I took the train back from London today. It was a five hour ride, to which the police constable I spoke to about my stolen/lost wallet (THAT's a whole other story) cringed. See, here, in the UK, anything farther than two hours is really far. Ha. See, here's the thing though, I really didn't mind, and I don't really mind travelling alone.
I used to get the same reaction when people found out I commuted to Stony for my summer class.
For me, it wasn't a bother - I quite liked the time to myself, where I didn't have to focus on traffic, a road, or a conversation. I sat on the train back to London, reading my book, and from time to time, staring out the window. All the while, I see fields of green...kept rolling into my head, because here in the UK, you actually see fields of greenery and yellow, unlike my train ride out to Stony.

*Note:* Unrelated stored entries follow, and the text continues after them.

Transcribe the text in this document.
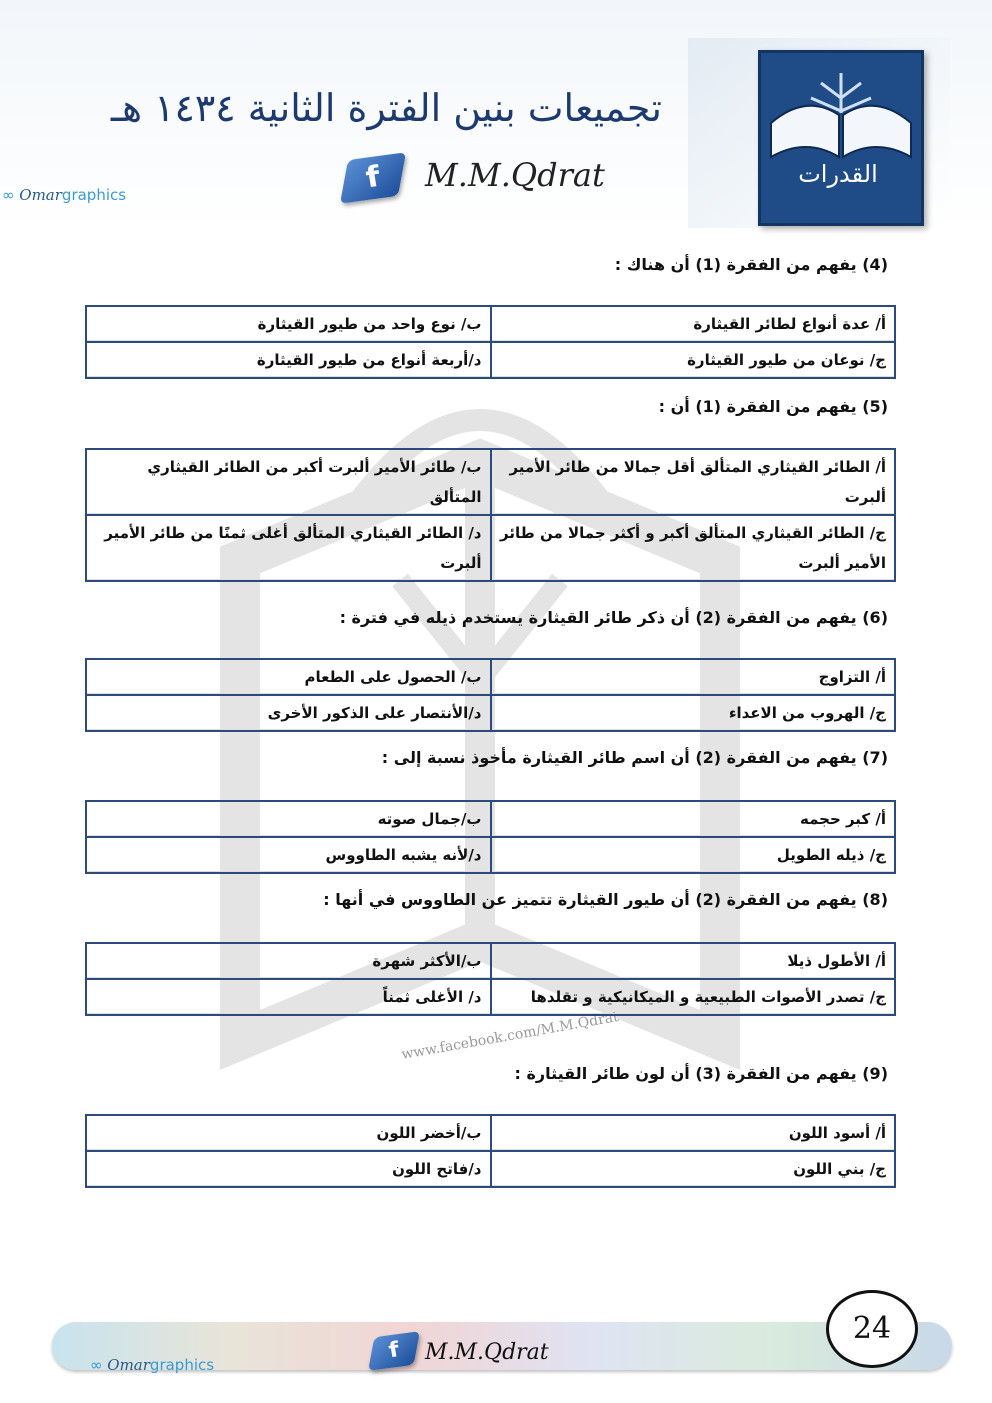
القدرات
تجميعات بنين الفترة الثانية ١٤٣٤ هـ
f	M.M.Qdrat
∞ Omargraphics
www.facebook.com/M.M.Qdrat
(4) يفهم من الفقرة (1) أن هناك :
أ/ عدة أنواع لطائر القيثارة	ب/ نوع واحد من طيور القيثارة
ج/ نوعان من طيور القيثارة	د/أربعة أنواع من طيور القيثارة
(5) يفهم من الفقرة (1) أن :
أ/ الطائر القيثاري المتألق أقل جمالا من طائر الأمير ألبرت	ب/ طائر الأمير ألبرت أكبر من الطائر القيثاري المتألق
ج/ الطائر القيثاري المتألق أكبر و أكثر جمالا من طائر الأمير ألبرت	د/ الطائر القيثاري المتألق أغلى ثمنًا من طائر الأمير ألبرت
(6) يفهم من الفقرة (2) أن ذكر طائر القيثارة يستخدم ذيله في فترة :
أ/ التزاوج	ب/ الحصول على الطعام
ج/ الهروب من الاعداء	د/الأنتصار على الذكور الأخرى
(7) يفهم من الفقرة (2) أن اسم طائر القيثارة مأخوذ نسبة إلى :
أ/ كبر حجمه	ب/جمال صوته
ج/ ذيله الطويل	د/لأنه يشبه الطاووس
(8) يفهم من الفقرة (2) أن طيور القيثارة تتميز عن الطاووس في أنها :
أ/ الأطول ذيلا	ب/الأكثر شهرة
ج/ تصدر الأصوات الطبيعية و الميكانيكية و تقلدها	د/ الأغلى ثمناً
(9) يفهم من الفقرة (3) أن لون طائر القيثارة :
أ/ أسود اللون	ب/أخضر اللون
ج/ بني اللون	د/فاتح اللون
f	M.M.Qdrat
∞ Omargraphics
24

I was very content to read, listen to music, and not think. I felt like those girls you read about described in books or on shows as being lost in their heads, wistful, and you are content watching them be lost in their book or worlds.
I felt like those girls, and I quite liked it. The wistful feeling, and imagining how other people could perceive it, how I might perceive one girl travelling alone, content to read her book, listen to her music, and gaze outside to the world, and how I'd admire her.
A phrase from a birthday card popped into my head from a friend. Only a few more years until we have to pretend to be adults. And all I could think was, oh, how that is exactly what we are doing now. Or at least, I mean, I am in some sense, and I don't mean that pretentiously.